“I think it is,” said Mark Robarts, asking himself whether the contentment accruing to him from such blessings had made him satisfied at all points. He had all these things of which Miss Dunstable spoke, and yet he had told his wife, the other day, that he could not afford to neglect the acquaintance of a rising politician like Harold Smith.
“What I find fault with is this,” continued Miss Dunstable, “that we expect clergymen to do their duty, and don’t give them a sufficient income—give them hardly any income at all. Is it not a scandal, that an educated gentleman with a family should be made to work half his life, and perhaps the whole, for a pittance of seventy pounds a year?”
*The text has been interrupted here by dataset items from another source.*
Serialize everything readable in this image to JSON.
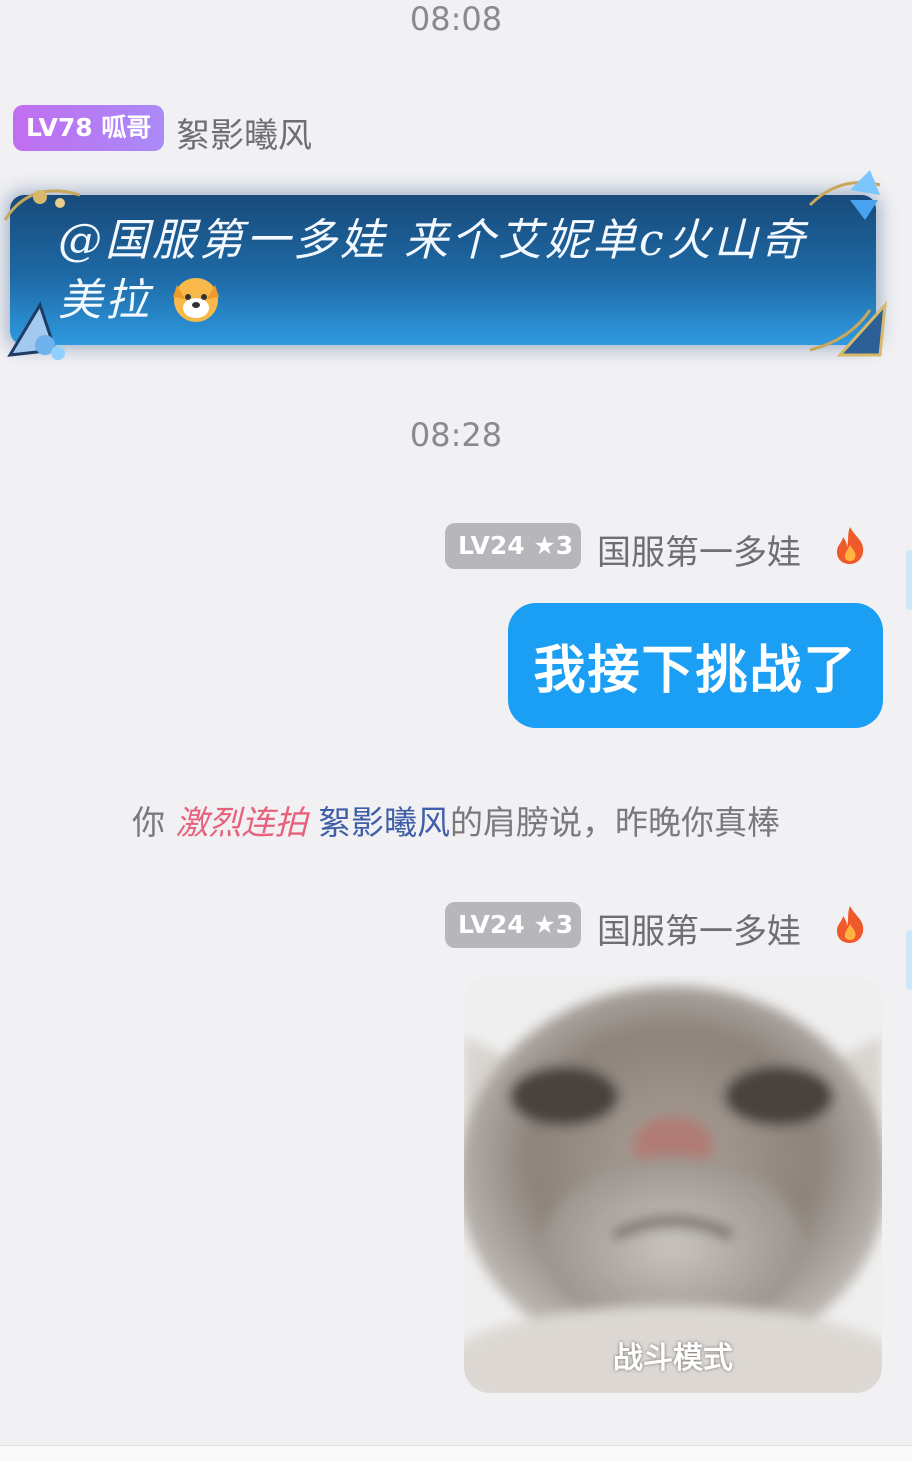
{
  "timestamps": [
    "08:08",
    "08:28"
  ],
  "messages": [
    {
      "badge": "LV78 呱哥",
      "sender": "絮影曦风",
      "text": "@国服第一多娃 来个艾妮单c火山奇美拉"
    },
    {
      "badge": "LV24 ★3",
      "sender": "国服第一多娃",
      "text": "我接下挑战了"
    },
    {
      "badge": "LV24 ★3",
      "sender": "国服第一多娃",
      "image_caption": "战斗模式"
    }
  ],
  "system": {
    "prefix": "你",
    "action": "激烈连拍",
    "target": "絮影曦风",
    "suffix": "的肩膀说，昨晚你真棒"
  },
  "icons": {
    "emoji": "dog-face-emoji",
    "flame": "flame-icon"
  },
  "colors": {
    "bubble_blue": "#1a9ff5",
    "badge_purple": "#b47cf3",
    "badge_gray": "#b6b6bb",
    "fancy_bubble": "#1e6aa6"
  }
}
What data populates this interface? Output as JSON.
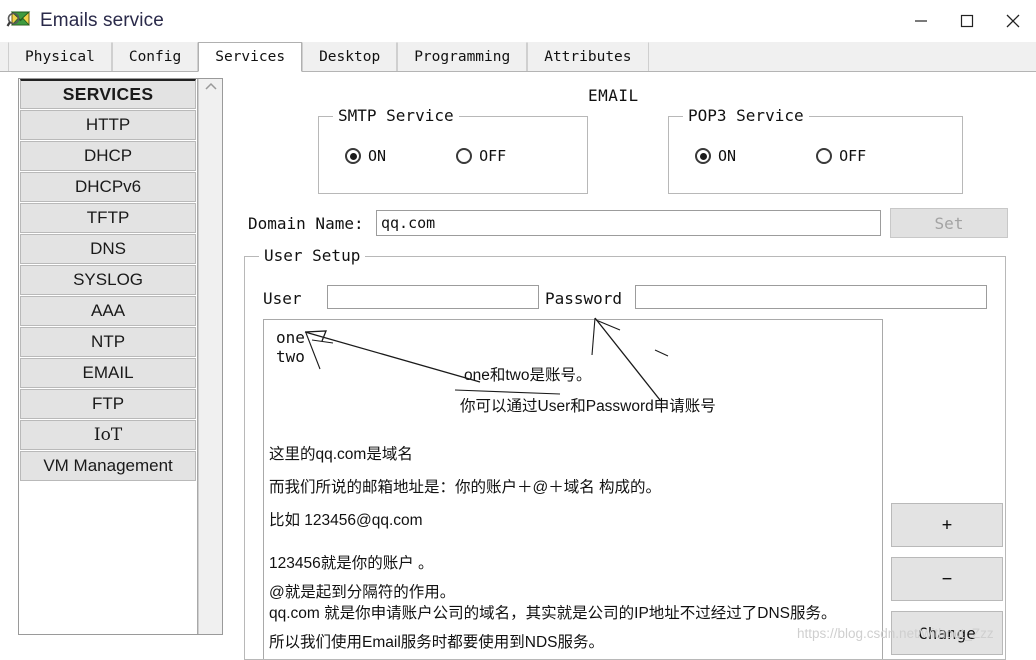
{
  "window": {
    "title": "Emails service",
    "icon": "email-magnifier-icon",
    "controls": {
      "minimize": "minimize-icon",
      "maximize": "maximize-icon",
      "close": "close-icon"
    }
  },
  "tabs": [
    {
      "label": "Physical",
      "active": false
    },
    {
      "label": "Config",
      "active": false
    },
    {
      "label": "Services",
      "active": true
    },
    {
      "label": "Desktop",
      "active": false
    },
    {
      "label": "Programming",
      "active": false
    },
    {
      "label": "Attributes",
      "active": false
    }
  ],
  "sidebar": {
    "header": "SERVICES",
    "scroll_arrow": "chevron-up-icon",
    "items": [
      {
        "label": "HTTP"
      },
      {
        "label": "DHCP"
      },
      {
        "label": "DHCPv6"
      },
      {
        "label": "TFTP"
      },
      {
        "label": "DNS"
      },
      {
        "label": "SYSLOG"
      },
      {
        "label": "AAA"
      },
      {
        "label": "NTP"
      },
      {
        "label": "EMAIL"
      },
      {
        "label": "FTP"
      },
      {
        "label": "IoT"
      },
      {
        "label": "VM Management"
      }
    ]
  },
  "main": {
    "page_title": "EMAIL",
    "smtp": {
      "legend": "SMTP Service",
      "on_label": "ON",
      "off_label": "OFF",
      "selected": "ON"
    },
    "pop3": {
      "legend": "POP3 Service",
      "on_label": "ON",
      "off_label": "OFF",
      "selected": "ON"
    },
    "domain": {
      "label": "Domain Name:",
      "value": "qq.com",
      "placeholder": "",
      "set_label": "Set",
      "set_enabled": false
    },
    "user_setup": {
      "legend": "User Setup",
      "user_label": "User",
      "user_value": "",
      "user_placeholder": "",
      "password_label": "Password",
      "password_value": "",
      "password_placeholder": "",
      "accounts": [
        "one",
        "two"
      ],
      "buttons": {
        "add": "+",
        "remove": "−",
        "change": "Change"
      }
    }
  },
  "annotations": {
    "note_accounts": "one和two是账号。",
    "note_apply": "你可以通过User和Password申请账号",
    "lines": [
      "这里的qq.com是域名",
      "而我们所说的邮箱地址是：你的账户＋@＋域名 构成的。",
      "比如 123456@qq.com",
      "123456就是你的账户 。",
      "@就是起到分隔符的作用。",
      "qq.com 就是你申请账户公司的域名，其实就是公司的IP地址不过经过了DNS服务。",
      "所以我们使用Email服务时都要使用到NDS服务。"
    ]
  },
  "watermark": "https://blog.csdn.net/without_Zzz",
  "colors": {
    "title_text": "#2a2a4a",
    "button_face": "#e3e3e3",
    "tab_active_bg": "#ffffff",
    "tab_bg": "#f0f0f0",
    "disabled_text": "#a3a3a3",
    "watermark": "#cfcfcf"
  }
}
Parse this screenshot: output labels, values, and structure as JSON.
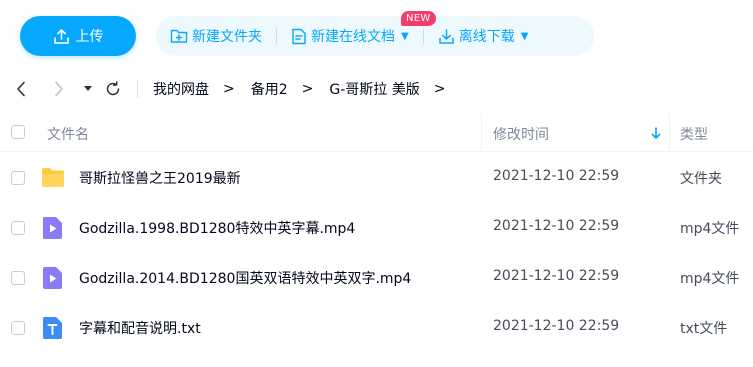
{
  "toolbar": {
    "upload_label": "上传",
    "new_folder_label": "新建文件夹",
    "new_online_doc_label": "新建在线文档",
    "new_badge": "NEW",
    "offline_download_label": "离线下载"
  },
  "nav": {
    "breadcrumbs": [
      "我的网盘",
      "备用2",
      "G-哥斯拉 美版"
    ],
    "separator": ">"
  },
  "table": {
    "headers": {
      "name": "文件名",
      "modified": "修改时间",
      "type": "类型"
    },
    "rows": [
      {
        "icon": "folder-icon",
        "name": "哥斯拉怪兽之王2019最新",
        "modified": "2021-12-10 22:59",
        "type": "文件夹"
      },
      {
        "icon": "video-file-icon",
        "name": "Godzilla.1998.BD1280特效中英字幕.mp4",
        "modified": "2021-12-10 22:59",
        "type": "mp4文件"
      },
      {
        "icon": "video-file-icon",
        "name": "Godzilla.2014.BD1280国英双语特效中英双字.mp4",
        "modified": "2021-12-10 22:59",
        "type": "mp4文件"
      },
      {
        "icon": "text-file-icon",
        "name": "字幕和配音说明.txt",
        "modified": "2021-12-10 22:59",
        "type": "txt文件"
      }
    ]
  },
  "colors": {
    "accent": "#06a7ff",
    "badge": "#f33d6a",
    "folder": "#ffc93d",
    "video": "#8b7cf6",
    "text_file": "#3a8cfb"
  }
}
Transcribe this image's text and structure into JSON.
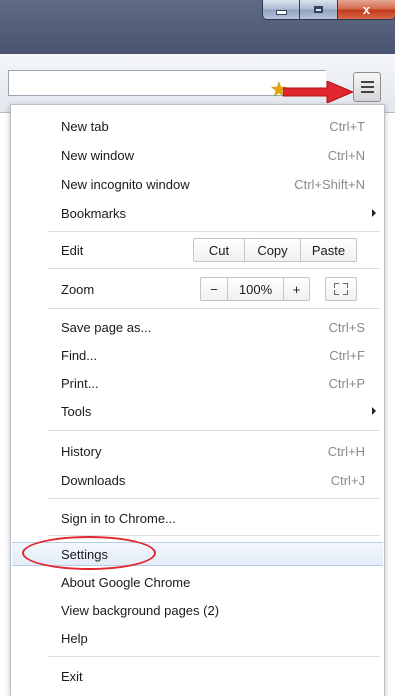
{
  "window": {
    "close_glyph": "x"
  },
  "menu": {
    "items": [
      {
        "label": "New tab",
        "shortcut": "Ctrl+T"
      },
      {
        "label": "New window",
        "shortcut": "Ctrl+N"
      },
      {
        "label": "New incognito window",
        "shortcut": "Ctrl+Shift+N"
      },
      {
        "label": "Bookmarks",
        "shortcut": ""
      }
    ],
    "edit": {
      "label": "Edit",
      "cut": "Cut",
      "copy": "Copy",
      "paste": "Paste"
    },
    "zoom": {
      "label": "Zoom",
      "minus": "−",
      "value": "100%",
      "plus": "+"
    },
    "page_items": [
      {
        "label": "Save page as...",
        "shortcut": "Ctrl+S"
      },
      {
        "label": "Find...",
        "shortcut": "Ctrl+F"
      },
      {
        "label": "Print...",
        "shortcut": "Ctrl+P"
      },
      {
        "label": "Tools",
        "shortcut": ""
      }
    ],
    "history_items": [
      {
        "label": "History",
        "shortcut": "Ctrl+H"
      },
      {
        "label": "Downloads",
        "shortcut": "Ctrl+J"
      }
    ],
    "sign_in": "Sign in to Chrome...",
    "settings_items": [
      {
        "label": "Settings"
      },
      {
        "label": "About Google Chrome"
      },
      {
        "label": "View background pages (2)"
      },
      {
        "label": "Help"
      }
    ],
    "exit": "Exit"
  },
  "colors": {
    "annotation": "#e0262e",
    "highlight_border": "#b8cce6"
  }
}
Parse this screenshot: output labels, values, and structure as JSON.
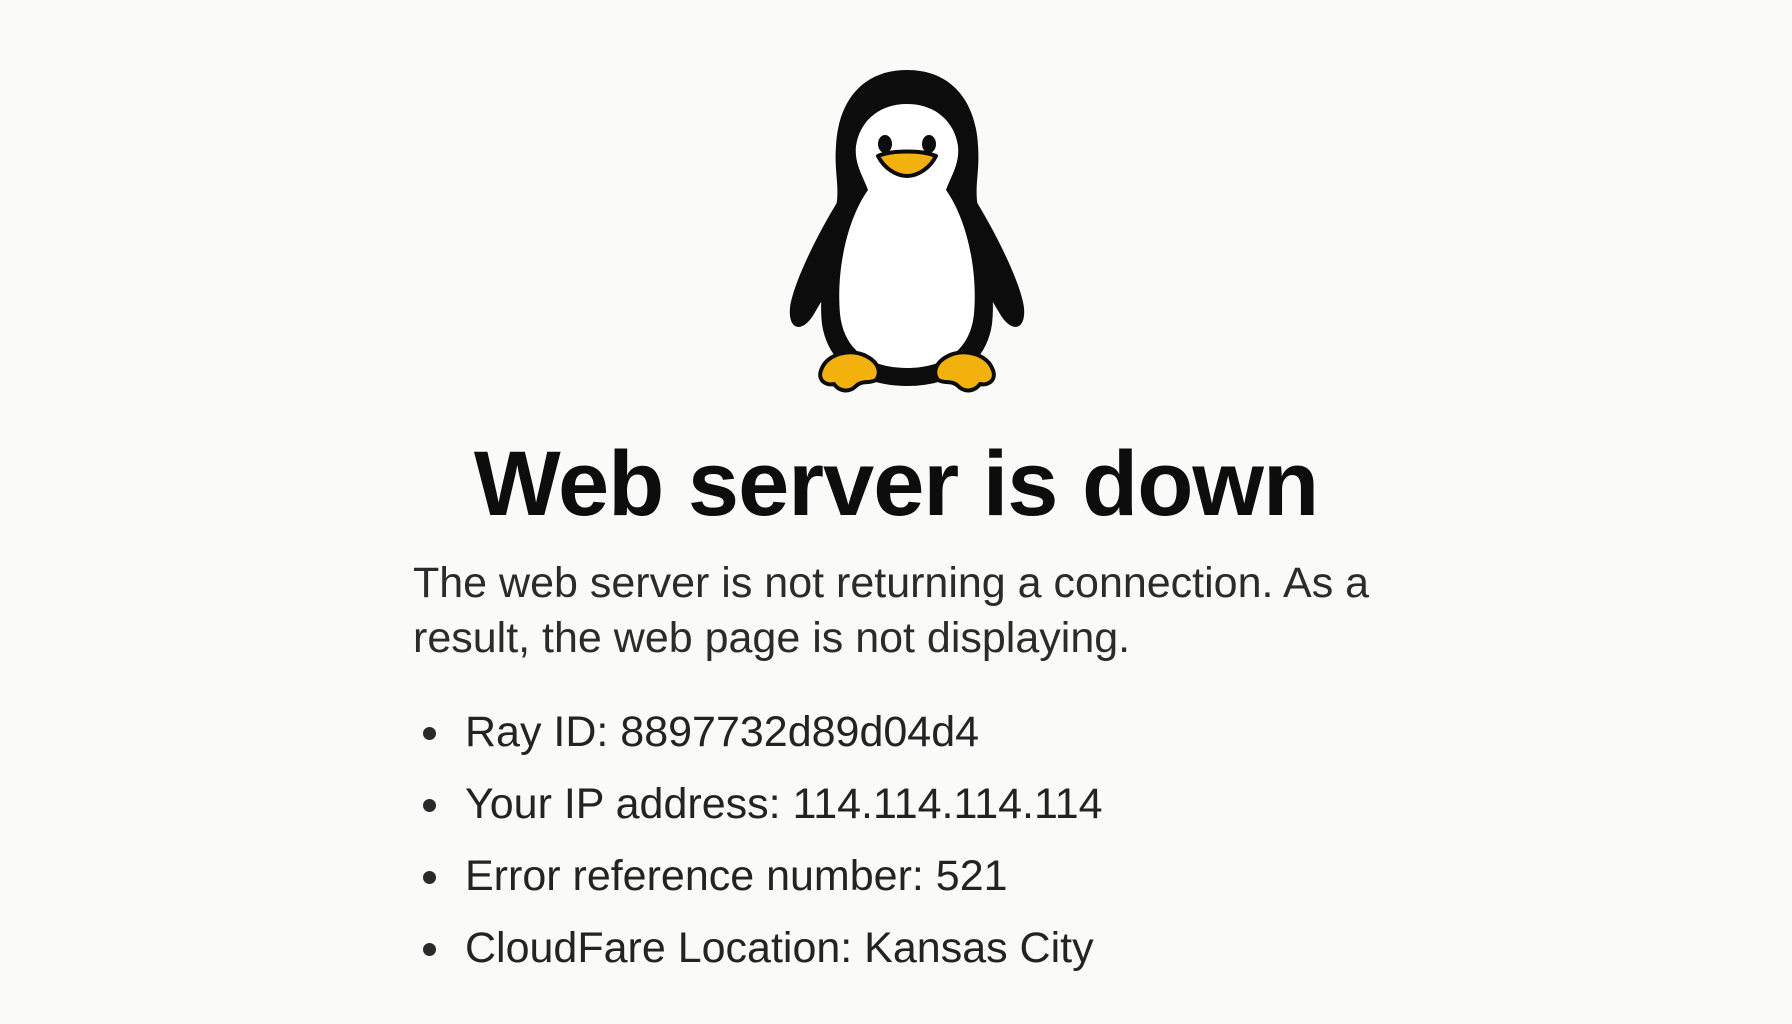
{
  "mascot": {
    "icon": "penguin-icon",
    "colors": {
      "body": "#0c0c0c",
      "belly": "#ffffff",
      "beak_feet": "#f2b10c"
    }
  },
  "error": {
    "title": "Web server is down",
    "message": "The web server is not returning a connection. As a result, the web page is not displaying."
  },
  "details": [
    {
      "text": "Ray ID: 8897732d89d04d4"
    },
    {
      "text": "Your IP address: 114.114.114.114"
    },
    {
      "text": "Error reference number: 521"
    },
    {
      "text": "CloudFare Location: Kansas City"
    }
  ]
}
Mark said that it was a scandal, and thought of Mr. Evan Jones and his daughter;—and thought also of his own worth, and his own house, and his own nine hundred a year.
“And yet you clergymen are so proud—aristocratic would be the genteel word, I know—that you won’t take the money of common, ordinary poor people. You must be paid from land and endowments, from tithe and church property. You can’t bring yourself to work for what you earn, as lawyers and doctors do. It is better that curates should starve than undergo such ignominy as that.”
“It is a long subject, Miss Dunstable.”
“A very long one; and that means that I am not to say any more about it.”
“I did not mean that exactly.”
“Oh! but you did though, Mr. Robarts. And I can take a hint of that kind when I get it. You clergymen like to keep those long subjects for your sermons, when no one can answer you. Now if I have a longing heart’s desire for anything at all in this world, it is to be able to get up into a pulpit, and preach a sermon.”
“You can’t conceive how soon that appetite would pall upon you, after its first indulgence.”
“That would depend upon whether I could get people to listen to me. It does not pall upon Mr. Spurgeon, I suppose.” Then her attention was called away by some question from Mr. Sowerby, and Mark Robarts found himself bound to address his conversation to Miss Proudie. Miss Proudie, however, was not thankful, and gave him little but monosyllables for his pains.